Facts of the Case
The assessee, Mahipatsinh Ramseenh Solankee, filed an appeal
for Assessment Year 2020-21 against the order dated 18.03.2025 passed by the
Commissioner of Income Tax (Appeals), National Faceless Appeal Centre, Delhi.
The Assessing Officer had made an addition of ₹1,49,66,253, being the
assessee’s 50% share in total sale consideration of ₹2,99,32,506 from sale of
agricultural land, by treating the land as a taxable capital asset. Interest
under Sections 234A and 234B was also levied.
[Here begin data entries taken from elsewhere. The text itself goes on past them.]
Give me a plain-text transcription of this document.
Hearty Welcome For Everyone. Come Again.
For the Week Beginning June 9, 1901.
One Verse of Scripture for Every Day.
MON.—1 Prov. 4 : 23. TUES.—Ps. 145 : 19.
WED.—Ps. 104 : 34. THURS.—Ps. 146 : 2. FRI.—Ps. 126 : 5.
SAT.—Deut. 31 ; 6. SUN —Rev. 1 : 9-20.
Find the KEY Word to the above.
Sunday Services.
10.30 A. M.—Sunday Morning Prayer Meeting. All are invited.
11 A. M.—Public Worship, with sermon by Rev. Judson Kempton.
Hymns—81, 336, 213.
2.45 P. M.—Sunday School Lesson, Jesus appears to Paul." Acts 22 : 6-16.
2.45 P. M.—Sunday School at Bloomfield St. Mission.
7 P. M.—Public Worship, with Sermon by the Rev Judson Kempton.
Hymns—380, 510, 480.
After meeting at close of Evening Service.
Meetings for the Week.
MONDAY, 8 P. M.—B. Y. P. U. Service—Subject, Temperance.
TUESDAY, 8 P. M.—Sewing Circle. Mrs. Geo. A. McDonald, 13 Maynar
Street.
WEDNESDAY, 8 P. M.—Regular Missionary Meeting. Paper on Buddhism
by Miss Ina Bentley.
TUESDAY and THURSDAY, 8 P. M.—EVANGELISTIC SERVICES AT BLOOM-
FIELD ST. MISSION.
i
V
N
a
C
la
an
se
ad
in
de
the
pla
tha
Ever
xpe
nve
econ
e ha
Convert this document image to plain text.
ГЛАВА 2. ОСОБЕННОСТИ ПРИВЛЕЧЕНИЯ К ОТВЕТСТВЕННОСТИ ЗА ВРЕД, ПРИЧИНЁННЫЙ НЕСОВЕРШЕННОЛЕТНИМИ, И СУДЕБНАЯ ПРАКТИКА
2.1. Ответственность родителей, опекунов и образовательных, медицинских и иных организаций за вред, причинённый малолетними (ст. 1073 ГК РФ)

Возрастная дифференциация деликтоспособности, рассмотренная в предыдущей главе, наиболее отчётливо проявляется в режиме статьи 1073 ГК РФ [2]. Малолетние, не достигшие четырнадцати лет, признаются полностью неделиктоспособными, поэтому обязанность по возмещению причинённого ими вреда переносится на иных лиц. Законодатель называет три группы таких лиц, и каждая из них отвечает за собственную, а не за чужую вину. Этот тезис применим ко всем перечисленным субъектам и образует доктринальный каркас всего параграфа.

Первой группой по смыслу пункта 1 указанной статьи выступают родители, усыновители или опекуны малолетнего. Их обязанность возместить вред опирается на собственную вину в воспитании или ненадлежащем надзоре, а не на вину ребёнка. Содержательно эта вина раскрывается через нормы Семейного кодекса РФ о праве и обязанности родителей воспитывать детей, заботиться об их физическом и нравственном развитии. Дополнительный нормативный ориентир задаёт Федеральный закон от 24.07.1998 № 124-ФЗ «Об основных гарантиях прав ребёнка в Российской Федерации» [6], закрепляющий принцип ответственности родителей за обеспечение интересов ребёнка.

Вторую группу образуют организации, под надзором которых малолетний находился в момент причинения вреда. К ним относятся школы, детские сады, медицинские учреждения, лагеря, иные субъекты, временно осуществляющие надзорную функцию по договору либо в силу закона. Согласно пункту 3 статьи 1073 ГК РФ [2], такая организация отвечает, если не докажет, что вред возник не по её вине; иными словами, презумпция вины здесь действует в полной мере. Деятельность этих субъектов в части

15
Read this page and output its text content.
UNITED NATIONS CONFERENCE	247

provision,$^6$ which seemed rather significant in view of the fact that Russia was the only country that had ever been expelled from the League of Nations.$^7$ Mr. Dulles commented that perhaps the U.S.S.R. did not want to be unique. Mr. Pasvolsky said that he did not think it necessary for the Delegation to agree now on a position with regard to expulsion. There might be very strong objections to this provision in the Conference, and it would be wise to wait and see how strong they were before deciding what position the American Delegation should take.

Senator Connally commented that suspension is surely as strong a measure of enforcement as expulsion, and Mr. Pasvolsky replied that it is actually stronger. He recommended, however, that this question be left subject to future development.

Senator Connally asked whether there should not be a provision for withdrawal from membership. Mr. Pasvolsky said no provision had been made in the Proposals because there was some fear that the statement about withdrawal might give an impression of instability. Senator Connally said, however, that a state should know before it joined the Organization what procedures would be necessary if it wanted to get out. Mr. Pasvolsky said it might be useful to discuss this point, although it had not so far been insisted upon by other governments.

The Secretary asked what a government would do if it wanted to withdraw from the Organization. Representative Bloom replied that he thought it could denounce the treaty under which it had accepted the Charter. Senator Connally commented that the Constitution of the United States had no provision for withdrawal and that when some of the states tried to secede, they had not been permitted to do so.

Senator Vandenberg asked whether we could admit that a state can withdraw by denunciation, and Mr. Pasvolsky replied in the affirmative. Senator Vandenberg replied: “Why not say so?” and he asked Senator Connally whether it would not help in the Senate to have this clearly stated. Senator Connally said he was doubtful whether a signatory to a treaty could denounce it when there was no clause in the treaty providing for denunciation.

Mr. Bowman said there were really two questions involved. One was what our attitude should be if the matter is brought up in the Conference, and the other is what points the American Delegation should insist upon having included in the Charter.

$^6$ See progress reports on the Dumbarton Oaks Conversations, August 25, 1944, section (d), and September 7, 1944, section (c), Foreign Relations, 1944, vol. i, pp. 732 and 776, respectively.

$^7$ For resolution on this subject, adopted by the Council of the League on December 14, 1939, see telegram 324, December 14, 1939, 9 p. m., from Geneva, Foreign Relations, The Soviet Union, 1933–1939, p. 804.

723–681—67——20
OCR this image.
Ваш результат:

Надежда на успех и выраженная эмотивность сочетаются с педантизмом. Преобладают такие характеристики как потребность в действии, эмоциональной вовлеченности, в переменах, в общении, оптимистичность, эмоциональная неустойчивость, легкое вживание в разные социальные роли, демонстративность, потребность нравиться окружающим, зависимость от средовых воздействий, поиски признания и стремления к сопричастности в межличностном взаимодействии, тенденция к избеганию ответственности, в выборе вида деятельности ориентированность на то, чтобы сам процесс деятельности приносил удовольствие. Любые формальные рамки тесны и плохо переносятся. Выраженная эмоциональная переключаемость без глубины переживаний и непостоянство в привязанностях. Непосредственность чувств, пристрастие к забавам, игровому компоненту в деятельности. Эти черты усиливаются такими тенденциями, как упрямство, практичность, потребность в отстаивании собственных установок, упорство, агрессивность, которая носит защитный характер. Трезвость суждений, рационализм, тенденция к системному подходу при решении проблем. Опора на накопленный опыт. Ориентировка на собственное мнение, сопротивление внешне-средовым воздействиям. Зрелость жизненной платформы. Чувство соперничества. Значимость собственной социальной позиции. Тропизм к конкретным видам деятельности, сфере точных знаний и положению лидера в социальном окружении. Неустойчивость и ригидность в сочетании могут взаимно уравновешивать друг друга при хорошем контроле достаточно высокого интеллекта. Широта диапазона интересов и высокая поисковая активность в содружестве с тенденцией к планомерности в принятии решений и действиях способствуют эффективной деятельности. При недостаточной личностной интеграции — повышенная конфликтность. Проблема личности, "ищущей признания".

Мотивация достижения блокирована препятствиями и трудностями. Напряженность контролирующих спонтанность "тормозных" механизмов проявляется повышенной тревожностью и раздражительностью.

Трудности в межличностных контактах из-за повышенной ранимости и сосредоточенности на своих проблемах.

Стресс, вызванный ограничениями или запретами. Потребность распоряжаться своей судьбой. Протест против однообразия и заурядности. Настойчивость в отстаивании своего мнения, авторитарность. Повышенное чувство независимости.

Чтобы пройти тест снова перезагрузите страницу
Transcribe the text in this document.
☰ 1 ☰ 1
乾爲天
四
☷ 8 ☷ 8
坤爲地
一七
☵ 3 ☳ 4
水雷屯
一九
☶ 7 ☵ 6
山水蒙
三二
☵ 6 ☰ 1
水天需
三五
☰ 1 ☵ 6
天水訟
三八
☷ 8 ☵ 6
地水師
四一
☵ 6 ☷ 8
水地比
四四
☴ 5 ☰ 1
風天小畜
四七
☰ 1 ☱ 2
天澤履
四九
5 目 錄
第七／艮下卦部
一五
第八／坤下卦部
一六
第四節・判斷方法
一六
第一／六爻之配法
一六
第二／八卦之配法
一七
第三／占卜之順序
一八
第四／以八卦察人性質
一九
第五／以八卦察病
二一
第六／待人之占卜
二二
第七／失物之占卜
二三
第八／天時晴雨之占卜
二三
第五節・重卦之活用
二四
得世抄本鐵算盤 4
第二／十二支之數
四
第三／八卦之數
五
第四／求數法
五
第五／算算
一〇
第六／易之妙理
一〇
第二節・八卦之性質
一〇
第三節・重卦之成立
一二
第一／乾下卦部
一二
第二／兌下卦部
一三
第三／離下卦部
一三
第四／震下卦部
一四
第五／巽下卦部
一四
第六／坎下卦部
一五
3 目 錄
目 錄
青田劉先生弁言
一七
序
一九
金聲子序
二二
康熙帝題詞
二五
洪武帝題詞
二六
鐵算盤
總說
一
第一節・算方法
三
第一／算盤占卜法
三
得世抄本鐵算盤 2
The assessee contended that the land sold was rural
agricultural land not constituting a capital asset under Section 2(14), that
mandatory notice under Section 143(2) was not served, and that cost of
acquisition was not properly allowed. The CIT(A), NFAC disposed of the appeal
ex parte without adjudicating the issues on merits.
Issues Involved
Whether the CIT(A) erred in passing an ex parte order
without deciding the appeal on merits in violation of Section 250(6), whether
sale of rural agricultural land could be taxed as a capital asset under Section
2(14), whether non-service of notice under Section 143(2) vitiated the
assessment, and whether the matter required fresh adjudication.
Petitioner’s Arguments
The assessee submitted that hearing notices were not served
on him and were served only on the former authorised representative, who failed
to inform him. It was argued that the land sold was rural agricultural land and
therefore not a capital asset under Section 2(14). The assessee also contended
that mandatory notice under Section 143(2) was not served within the prescribed
time and that the Assessing Officer failed to allow cost of acquisition while
computing capital gains.
Respondent’s Arguments
The Revenue submitted that the CIT(A) passed the order ex
parte due to non-compliance and suggested that the matter be remanded. It was
further contended that the buyer of the land was a company, which could not
have purchased agricultural land, and therefore the transaction resulted in
transfer of a taxable capital asset.
Court Order / Findings
The ITAT Ahmedabad observed that the order passed by the
CIT(A) was ex parte and the appeal had not been decided on merits. The Tribunal
noted the submissions of both sides and found that the issues relating to
service of notice, nature of land sold, taxability under Section 2(14), and
computation of capital gains had not been properly examined by the Assessing
Officer as well as by the CIT(A).
In the interest of justice, the Tribunal remitted the matter
back to the file of the Assessing Officer for de novo adjudication. The
Assessing Officer was directed to consider all arguments raised by the
assessee, examine the complete details and supporting documents, and pass a
fresh order in accordance with law after granting proper opportunity of being
heard.
Important Clarification
The Tribunal clarified that appellate and assessment
proceedings must result in adjudication on merits. Issues relating to
taxability of agricultural land, validity of service of statutory notices, and
computation of capital gains require factual and legal examination and cannot
be confirmed mechanically through ex parte orders.
Final Outcome
The appeal filed by the assessee was allowed for
statistical purposes. The matter was remanded to the file of the
Assessing Officer for fresh adjudication on merits after granting adequate
opportunity of being heard to the assessee.